The steps in the algorithm are translated to implementations in ASSUME in the following way. The initialization of the actors and critics is done by the assume.reinforcement_learning.algorithms.matd3.TD3.initialize_policy() function, which is called in the learning role. The replay buffer needs to be stable across different episodes, which corresponds to runs of the entire simulation, hence it needs to be detached from the entities of the simualtion that are killed after each episode, like the elarning role. Therefore, it is initialized independently and given to the learning role at the beginning of each episode. For more information regarding the buffer see Buffers.

The core of the algorithm is embodied by the assume.reinforcement_learning.algorithms.matd3.TD3.update_policy() in the learning algorithms. Here the critic and the actor are updated according to the algorithm.

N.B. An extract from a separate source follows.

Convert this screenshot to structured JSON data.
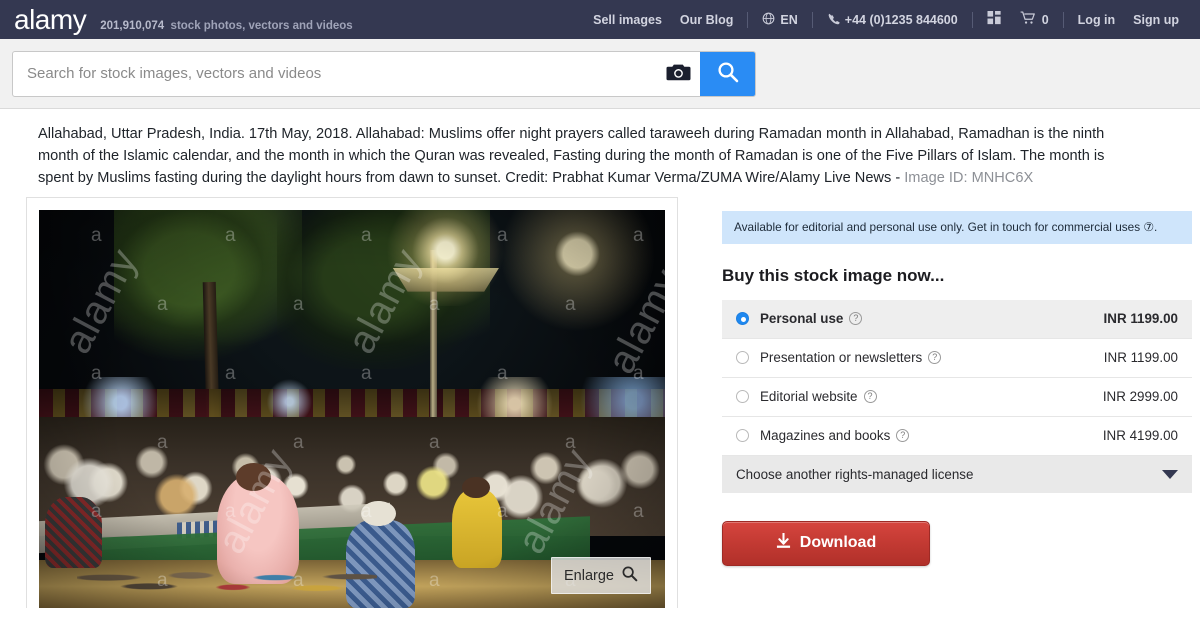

The network architecture for the actor in the RL algorithm can be customized by specifying the network architecture used. In stablebaselines3 they are also referred to as “policies”. The architecture is defined as a list of names that represent the layers of the neural network. For example, to implement a multi-layer perceptron (MLP) architecture for the actor, you can set the “actor_architecture” config item to [“mlp”]. This will create a neural network with multiple fully connected layers.

Other available options for the “policy” include Long-Short-Term Memory (LSTMs). The architecture for the observation handling is implemented from [2]. Note that the specific implementation of each network architecture is defined in the corresponding classes in the codebase. You can refer to the implementation of each architecture for more details on how they are implemented.

[2] Y. Ye, D. Qiu, J. Li and G. Strbac, “Multi-Period and Multi-Spatial Equilibrium Analysis in Imperfect Electricity Markets: A Novel Multi-Agent Deep Reinforcement Learning Approach,” in IEEE Access, vol. 7, pp. 130515-130529, 2019, doi: 10.1109/ACCESS.2019.2940005.